Saber: An Efficient Sampling with Adaptive Acceleration and Backtracking Enhanced Remasking for Diffusion Language Model
arXiv:2510.18165v3 Announce Type: replace-cross
Abstract: Diffusion language models (DLMs) are emerging as a compelling alternative to the dominant autoregressive paradigm, offering inherent advantages in parallel generation and bidirectional context modeling. However, for the tasks with strict structural constraints such as code generation, DLMs face a critical trade-off between inference speed and output quality, where accelerating generation by reducing sampling steps often leads to catastrophic performance collapse. We find that the fundamental reasons are: 1) the generation difficulty is non-uniform in the structured sequence decoding steps, making DLM's static acceleration strategy suboptimal; 2) the context of tokens generated by DLM evolves continuously, causing early high-confidence predictions to turn into irreversible errors. In this paper, we introduce efficient Sampling with Adaptive acceleration and Backtracking Enhanced Remasking (i.e., Saber), a novel training-free sampling algorithm for DLMs that first achieves both better inference speed and output quality in code generation.
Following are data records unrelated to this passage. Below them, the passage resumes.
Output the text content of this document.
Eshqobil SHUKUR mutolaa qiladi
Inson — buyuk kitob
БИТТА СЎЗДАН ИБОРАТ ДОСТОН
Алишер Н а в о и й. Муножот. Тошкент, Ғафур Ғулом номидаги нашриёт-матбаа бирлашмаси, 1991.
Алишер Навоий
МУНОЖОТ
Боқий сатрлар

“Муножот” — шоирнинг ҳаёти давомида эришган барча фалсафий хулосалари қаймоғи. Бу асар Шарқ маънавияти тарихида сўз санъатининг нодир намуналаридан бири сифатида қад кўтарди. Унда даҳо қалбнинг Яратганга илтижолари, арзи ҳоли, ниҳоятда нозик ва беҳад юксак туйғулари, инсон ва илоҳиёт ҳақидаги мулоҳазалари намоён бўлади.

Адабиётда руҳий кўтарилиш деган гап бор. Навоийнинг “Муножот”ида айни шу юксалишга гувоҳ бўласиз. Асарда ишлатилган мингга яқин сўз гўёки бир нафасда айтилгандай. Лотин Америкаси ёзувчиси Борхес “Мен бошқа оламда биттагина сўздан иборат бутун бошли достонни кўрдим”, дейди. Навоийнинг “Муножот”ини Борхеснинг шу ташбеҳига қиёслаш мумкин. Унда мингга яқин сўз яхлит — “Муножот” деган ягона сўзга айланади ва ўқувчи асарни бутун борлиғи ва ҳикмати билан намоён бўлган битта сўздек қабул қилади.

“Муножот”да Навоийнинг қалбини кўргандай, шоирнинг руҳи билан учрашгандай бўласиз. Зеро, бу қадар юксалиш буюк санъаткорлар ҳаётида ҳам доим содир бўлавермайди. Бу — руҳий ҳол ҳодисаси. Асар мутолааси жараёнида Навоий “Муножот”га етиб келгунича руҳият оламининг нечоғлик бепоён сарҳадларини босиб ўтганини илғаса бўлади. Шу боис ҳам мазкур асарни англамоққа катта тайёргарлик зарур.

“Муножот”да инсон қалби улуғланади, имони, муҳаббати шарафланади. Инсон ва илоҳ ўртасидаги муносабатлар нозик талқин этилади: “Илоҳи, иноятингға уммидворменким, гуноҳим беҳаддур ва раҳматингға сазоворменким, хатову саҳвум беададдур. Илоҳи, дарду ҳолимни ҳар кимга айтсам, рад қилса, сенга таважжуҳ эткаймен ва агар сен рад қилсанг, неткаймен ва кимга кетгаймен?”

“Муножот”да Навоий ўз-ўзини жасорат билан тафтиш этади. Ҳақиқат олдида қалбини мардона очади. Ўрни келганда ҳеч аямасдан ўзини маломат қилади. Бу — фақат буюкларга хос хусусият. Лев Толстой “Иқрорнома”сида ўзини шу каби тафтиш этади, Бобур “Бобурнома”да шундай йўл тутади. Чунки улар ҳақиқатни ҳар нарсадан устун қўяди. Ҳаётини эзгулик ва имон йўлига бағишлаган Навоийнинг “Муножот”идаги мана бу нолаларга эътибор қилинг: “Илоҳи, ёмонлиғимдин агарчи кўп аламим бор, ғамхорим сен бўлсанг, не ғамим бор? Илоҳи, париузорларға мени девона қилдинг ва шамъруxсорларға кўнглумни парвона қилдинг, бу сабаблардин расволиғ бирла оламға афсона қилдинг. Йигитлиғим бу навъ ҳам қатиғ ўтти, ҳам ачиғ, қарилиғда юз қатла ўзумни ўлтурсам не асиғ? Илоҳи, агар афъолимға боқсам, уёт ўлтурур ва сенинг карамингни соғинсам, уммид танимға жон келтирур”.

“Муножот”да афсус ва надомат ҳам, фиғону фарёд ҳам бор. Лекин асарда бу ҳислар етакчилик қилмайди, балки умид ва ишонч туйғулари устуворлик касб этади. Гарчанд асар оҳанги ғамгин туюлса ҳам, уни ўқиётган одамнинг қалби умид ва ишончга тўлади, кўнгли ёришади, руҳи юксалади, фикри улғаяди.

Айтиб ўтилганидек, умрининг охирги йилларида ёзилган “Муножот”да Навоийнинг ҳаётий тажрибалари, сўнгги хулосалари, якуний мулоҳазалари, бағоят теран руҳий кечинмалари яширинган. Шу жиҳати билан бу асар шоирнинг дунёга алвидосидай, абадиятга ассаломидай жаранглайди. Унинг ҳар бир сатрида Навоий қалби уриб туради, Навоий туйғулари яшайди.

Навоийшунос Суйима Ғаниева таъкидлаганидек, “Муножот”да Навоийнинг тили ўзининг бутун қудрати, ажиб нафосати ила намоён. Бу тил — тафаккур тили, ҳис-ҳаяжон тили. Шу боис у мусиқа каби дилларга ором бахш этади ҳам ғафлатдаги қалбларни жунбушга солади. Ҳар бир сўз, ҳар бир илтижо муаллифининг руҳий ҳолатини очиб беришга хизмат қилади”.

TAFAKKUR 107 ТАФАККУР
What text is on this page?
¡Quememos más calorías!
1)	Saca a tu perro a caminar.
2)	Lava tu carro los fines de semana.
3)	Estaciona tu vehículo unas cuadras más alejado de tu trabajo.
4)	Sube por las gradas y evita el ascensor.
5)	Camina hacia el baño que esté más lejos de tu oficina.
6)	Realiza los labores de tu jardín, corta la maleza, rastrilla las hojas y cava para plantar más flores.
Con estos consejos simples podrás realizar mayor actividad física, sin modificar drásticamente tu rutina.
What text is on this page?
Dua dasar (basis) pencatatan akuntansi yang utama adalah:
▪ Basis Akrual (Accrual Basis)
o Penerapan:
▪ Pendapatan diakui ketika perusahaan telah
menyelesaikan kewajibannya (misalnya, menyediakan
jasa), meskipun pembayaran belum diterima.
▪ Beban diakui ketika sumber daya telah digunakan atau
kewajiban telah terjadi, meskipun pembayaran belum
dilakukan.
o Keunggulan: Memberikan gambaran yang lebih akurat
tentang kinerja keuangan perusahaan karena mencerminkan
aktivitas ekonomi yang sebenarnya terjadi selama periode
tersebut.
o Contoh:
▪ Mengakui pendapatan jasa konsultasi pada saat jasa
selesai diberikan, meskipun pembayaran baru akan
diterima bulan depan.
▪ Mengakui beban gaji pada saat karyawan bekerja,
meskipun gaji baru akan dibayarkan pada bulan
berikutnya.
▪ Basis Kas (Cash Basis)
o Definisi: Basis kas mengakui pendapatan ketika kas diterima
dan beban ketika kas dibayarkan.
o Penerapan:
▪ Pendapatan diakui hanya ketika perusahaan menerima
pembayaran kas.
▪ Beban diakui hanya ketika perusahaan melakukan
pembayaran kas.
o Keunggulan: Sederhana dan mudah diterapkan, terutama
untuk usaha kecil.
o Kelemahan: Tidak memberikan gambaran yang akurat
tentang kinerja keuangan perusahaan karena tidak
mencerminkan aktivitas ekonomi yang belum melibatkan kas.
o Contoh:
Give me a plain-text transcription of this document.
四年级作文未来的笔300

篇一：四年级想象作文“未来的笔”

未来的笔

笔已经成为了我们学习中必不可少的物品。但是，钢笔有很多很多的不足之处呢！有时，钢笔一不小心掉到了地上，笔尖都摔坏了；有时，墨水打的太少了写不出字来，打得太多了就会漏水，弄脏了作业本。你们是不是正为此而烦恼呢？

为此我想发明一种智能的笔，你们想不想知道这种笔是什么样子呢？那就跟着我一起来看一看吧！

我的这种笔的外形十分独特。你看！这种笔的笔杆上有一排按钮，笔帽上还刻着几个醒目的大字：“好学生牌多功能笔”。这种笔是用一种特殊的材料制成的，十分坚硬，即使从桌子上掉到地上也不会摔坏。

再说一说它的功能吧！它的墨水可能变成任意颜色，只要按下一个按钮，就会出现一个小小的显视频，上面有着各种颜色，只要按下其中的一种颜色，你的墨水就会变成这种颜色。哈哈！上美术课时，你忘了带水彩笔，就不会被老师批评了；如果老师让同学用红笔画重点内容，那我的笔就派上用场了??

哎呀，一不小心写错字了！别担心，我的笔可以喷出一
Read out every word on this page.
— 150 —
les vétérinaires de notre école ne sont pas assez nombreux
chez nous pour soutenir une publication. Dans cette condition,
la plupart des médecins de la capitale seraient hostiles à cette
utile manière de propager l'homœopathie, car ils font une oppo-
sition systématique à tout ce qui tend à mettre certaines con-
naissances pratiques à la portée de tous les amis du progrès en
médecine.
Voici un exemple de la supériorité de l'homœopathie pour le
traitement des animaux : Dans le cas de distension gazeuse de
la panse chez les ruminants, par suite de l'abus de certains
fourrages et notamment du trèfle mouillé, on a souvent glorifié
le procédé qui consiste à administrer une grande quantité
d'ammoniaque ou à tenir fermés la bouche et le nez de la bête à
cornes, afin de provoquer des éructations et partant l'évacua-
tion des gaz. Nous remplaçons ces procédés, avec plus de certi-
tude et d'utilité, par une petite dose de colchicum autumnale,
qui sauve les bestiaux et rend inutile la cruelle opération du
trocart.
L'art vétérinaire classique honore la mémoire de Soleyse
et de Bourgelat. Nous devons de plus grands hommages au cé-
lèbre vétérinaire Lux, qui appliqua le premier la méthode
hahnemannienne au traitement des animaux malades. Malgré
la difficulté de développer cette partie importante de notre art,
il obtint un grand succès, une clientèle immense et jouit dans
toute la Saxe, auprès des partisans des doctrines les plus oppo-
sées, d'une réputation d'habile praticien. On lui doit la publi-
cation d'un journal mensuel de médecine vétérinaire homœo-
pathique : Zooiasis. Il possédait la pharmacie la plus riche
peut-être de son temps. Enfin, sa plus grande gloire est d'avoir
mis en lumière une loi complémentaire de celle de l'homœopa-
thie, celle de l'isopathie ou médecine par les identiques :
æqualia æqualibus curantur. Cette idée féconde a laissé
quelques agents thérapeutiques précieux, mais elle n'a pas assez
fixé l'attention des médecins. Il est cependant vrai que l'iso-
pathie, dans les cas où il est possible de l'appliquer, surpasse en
Saber dynamically adjusts the number of tokens unmasked per step based on the model's evolving confidence, and utilizes a backtracking mechanism to revert tokens whose confidence drops as new context emerges, with its effectiveness supported by theoretical analysis. Extensive experiments on multiple mainstream code generation benchmarks show that Saber boosts Pass@1 accuracy by an average of 1.9\% over mainstream DLM sampling methods, while achieving an average 251.4\% inference speedup. By leveraging the inherent advantages of DLMs, our work significantly narrows the performance gap with autoregressive models in code generation.